Standard & Poor’s raised its outlook for the Philippines last week, citing “strong external liquidity and signs of improving growth prospects.” The company’s long-term foreign- currency rating of BB is two levels below investment grade. The 10-month budget deficit was 74.3 billion pesos ($1.7 billion), compared with 270.3 billion pesos a year earlier, the government reported on Nov. 30.
“There’s no reason for interest rates to eventually go up given the positive macroeconomic fundamentals surrounding the government finances,” said Jonathan Ravelas, chief market strategist at Banco de Oro Unibank Inc., the Philippines’ largest lender.
The yield on the government’s 5.75 percent bonds due November 2021 fell nine basis points, or 0.09 percentage point, to 5.548 percent in Manila, according to noon fixing prices from Philippine Dealing & Exchange Corp. That’s the lowest level for a benchmark 10-year note since at least 1998, according to data compiled by Bloomberg.
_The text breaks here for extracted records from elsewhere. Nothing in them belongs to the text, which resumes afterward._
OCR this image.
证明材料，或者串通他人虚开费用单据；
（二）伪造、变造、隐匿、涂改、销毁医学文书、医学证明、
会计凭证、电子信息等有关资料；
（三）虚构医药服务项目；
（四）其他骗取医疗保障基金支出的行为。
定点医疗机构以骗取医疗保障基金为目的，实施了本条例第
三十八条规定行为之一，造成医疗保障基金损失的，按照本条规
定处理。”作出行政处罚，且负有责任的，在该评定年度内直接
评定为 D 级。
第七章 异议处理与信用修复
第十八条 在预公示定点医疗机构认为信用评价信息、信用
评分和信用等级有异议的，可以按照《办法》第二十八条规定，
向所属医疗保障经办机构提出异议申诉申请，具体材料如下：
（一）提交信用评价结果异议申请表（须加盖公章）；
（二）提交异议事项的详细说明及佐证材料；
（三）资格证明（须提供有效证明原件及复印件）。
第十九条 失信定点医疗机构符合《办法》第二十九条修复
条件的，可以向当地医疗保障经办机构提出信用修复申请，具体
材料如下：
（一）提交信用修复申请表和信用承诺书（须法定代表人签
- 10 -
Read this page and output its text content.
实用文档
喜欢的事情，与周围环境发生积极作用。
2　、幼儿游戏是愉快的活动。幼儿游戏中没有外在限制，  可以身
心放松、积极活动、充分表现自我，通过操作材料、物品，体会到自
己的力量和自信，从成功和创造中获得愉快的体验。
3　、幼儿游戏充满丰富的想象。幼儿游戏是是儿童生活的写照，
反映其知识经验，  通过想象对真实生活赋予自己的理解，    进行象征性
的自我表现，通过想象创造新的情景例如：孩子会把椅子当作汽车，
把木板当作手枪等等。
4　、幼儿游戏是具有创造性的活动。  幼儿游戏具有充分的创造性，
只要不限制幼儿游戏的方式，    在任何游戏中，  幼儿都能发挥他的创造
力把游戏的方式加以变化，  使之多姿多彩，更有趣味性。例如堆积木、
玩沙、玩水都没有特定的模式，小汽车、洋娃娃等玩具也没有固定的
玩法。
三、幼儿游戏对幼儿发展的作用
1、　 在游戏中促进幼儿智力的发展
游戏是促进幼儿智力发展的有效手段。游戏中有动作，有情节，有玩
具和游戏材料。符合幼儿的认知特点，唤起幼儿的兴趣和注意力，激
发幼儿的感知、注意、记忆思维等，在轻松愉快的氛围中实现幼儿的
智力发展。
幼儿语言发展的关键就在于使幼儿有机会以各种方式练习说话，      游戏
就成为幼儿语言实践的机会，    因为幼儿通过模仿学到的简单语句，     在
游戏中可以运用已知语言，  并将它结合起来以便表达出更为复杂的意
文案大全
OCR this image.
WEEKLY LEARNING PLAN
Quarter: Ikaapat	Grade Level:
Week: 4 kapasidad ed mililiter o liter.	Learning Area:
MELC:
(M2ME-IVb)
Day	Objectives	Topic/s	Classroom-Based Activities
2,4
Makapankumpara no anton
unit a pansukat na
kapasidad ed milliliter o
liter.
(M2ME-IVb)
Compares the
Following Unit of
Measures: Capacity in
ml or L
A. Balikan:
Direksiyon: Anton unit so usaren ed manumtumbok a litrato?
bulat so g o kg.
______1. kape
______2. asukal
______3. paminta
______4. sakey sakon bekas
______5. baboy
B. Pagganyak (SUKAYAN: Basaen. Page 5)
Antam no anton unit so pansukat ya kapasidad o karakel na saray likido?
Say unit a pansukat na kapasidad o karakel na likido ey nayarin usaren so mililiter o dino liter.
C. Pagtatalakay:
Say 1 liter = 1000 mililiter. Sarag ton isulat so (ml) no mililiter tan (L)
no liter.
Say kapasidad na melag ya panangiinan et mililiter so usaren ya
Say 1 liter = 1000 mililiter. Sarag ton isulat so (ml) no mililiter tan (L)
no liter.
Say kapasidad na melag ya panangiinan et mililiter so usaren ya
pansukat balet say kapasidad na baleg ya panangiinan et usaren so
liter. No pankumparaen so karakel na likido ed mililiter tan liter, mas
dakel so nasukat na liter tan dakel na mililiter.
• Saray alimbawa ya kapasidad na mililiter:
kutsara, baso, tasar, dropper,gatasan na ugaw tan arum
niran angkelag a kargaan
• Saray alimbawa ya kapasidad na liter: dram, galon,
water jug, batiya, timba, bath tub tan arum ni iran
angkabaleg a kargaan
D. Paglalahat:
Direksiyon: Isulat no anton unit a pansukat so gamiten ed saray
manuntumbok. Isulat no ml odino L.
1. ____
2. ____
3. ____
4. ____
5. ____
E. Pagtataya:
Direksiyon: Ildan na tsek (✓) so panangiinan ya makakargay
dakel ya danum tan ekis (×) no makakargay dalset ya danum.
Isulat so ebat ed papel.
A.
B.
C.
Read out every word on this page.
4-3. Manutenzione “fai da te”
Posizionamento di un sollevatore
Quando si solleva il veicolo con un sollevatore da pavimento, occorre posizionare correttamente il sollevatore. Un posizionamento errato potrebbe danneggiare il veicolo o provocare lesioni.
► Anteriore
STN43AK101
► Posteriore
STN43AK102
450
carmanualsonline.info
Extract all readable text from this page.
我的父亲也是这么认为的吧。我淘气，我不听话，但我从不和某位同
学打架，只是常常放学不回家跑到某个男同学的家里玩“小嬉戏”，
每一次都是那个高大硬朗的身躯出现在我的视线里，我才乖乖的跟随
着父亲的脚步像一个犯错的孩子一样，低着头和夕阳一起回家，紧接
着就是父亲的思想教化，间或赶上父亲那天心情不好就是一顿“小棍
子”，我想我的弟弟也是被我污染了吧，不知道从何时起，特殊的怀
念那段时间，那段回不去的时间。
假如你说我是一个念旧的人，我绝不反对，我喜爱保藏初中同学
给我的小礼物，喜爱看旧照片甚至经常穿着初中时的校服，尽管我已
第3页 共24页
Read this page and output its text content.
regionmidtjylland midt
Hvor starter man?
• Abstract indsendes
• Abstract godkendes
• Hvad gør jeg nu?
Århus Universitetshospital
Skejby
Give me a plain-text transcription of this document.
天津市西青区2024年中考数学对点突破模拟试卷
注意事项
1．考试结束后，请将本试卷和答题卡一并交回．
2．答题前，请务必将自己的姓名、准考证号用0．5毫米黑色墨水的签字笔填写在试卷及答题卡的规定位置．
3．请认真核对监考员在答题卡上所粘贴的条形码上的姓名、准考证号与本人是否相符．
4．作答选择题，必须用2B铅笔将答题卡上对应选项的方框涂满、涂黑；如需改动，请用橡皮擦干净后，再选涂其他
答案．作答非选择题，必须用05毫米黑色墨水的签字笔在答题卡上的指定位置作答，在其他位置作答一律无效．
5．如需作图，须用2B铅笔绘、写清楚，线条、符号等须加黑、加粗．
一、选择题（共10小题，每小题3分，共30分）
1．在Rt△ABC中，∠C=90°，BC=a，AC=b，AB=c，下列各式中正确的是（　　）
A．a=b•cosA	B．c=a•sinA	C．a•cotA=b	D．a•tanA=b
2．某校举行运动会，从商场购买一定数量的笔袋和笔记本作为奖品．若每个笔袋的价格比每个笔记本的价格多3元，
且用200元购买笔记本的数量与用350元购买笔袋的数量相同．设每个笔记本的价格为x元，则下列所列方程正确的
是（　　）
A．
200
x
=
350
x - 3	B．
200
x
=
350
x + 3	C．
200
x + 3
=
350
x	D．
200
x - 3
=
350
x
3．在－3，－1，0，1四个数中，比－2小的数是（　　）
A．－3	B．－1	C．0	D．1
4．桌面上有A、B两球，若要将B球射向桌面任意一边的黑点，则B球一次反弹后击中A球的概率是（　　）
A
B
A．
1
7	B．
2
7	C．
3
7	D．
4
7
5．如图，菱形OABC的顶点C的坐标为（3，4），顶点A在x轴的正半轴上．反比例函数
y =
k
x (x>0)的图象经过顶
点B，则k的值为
The fiscal deficit probably widened in November as the government paid bonuses and increased spending on public works, Budget Secretary Butch Abad told reporters on Dec. 16.
Money Sent Home
The peso appreciated on speculation remittances from Filipinos working overseas picked up before Christmas. The currency climbed 0.3 percent to 43.872 per dollar at the close in Manila, according to Tullett Prebon Plc. The currency touched 44.323 on Dec. 15, the weakest level since Jan. 31.
“There were last-minute flows from remittances,” Banco de Oro Unibank’s Ravelas said.
Money sent home by Philippine citizens abroad may have risen in November and may sustain that trend in December, central bank Deputy Governor Diwa Guinigundo said in Manila yesterday.
Remittances, which account for 10 percent of the Philippines’ $200 billion economy, increased at a slower pace in October, rising 6.2 percent from a year earlier, compared with an increase of 8.4 percent the previous month, the central bank said on Dec. 15.